I have gotten many requests to post more about what I do when I help people as a coach and mental trainer.

The toolbox is large and contains a vast array of methods to help others depending on what they want to achieve. But above all, I hold the attitude that the other person’s interest, desires and goals are more important than any tool or method. I practice winging it more than anything else.

But there is one tool that I often use to help a person get back on his feet. It is a method I have found very effective when dealing with everything from a person coping or struggling to those who consider taking their own lives. This has nothing to do with introspection or therapy – I leave that to others. It has everything to do with getting shit done.
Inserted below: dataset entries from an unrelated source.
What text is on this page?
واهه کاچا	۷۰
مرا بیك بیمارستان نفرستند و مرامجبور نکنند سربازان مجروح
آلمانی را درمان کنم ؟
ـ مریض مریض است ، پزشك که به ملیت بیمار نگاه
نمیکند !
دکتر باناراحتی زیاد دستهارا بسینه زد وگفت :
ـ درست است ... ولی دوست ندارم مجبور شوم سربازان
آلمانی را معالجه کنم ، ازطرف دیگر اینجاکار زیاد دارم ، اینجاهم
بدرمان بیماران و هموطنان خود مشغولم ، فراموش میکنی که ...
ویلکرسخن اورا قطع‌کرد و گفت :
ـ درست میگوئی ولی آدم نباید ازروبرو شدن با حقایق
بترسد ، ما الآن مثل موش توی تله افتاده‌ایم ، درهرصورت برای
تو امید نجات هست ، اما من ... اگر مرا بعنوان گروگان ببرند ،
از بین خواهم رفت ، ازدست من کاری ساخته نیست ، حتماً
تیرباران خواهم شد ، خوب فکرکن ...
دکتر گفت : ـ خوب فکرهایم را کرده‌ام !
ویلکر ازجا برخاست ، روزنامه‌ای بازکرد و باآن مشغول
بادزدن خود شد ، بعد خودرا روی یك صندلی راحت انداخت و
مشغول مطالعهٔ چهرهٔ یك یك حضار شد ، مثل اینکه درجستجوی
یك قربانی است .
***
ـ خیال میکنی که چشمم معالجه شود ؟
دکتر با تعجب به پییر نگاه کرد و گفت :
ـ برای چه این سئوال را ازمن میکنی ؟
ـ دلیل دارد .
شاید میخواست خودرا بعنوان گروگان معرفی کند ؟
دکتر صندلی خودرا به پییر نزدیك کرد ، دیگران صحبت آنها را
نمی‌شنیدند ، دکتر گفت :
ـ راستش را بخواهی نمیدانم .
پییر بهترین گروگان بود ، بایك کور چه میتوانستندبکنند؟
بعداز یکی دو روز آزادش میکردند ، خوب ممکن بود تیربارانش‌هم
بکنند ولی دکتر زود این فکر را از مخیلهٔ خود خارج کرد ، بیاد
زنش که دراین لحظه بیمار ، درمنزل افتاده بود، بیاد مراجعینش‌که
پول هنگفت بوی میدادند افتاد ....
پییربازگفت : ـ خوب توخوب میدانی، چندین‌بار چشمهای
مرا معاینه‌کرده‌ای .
Here’s the simple way you can help another (or yourself):

  1. Tell the person to write a list of everything he hasn’t completed. Everything that nags him, that he thinks he should have done or should do. Every bad conscience. Everything. If it takes a stack of papers, it takes a stack of papers. If the list is short, so be it. But ensure you have exhausted his bad conscience. You are not interested in why the actions wasn’t done or any explanation for them. Forget prioritizations or categorizations at this point. The list can be all messy or upside-down. Doesn’t matter. Just get everything down on paper.
  2. Tell the person to remove everything he no longer has the opportunity or ability to do. This could be items like “Be a firefighter before I become 25 years old” (he is now 35) or “Be the next great goal keeper on Barcelona Football Club” (he is 35 and has a bad left knee). Strike out anything that he can no longer do. Make sure he also removes it from his mind.
  3. Tell the person to remove everything he no longer wants to do. No matter what the reason is, anything that he really doesn’t want to do is removed from the list. Make sure he also removes it from his mind. He now has a list of actions that he can, will and should complete.
  4. Prioritize. In the order of what is really bothering him. The worst shit goes on the top, and all the way down to the more insignificant itches.
  5. Make him do the one thing that bothers him the most. Help him. Complete the action together with him, or sit there while he completes it. Then make him do the second biggest source of worry. Then the third, the fourth and so on. Until you are confident he can do more actions on the list as home work. Follow it through until the person himself is confident he can do anything on such a list all by himself.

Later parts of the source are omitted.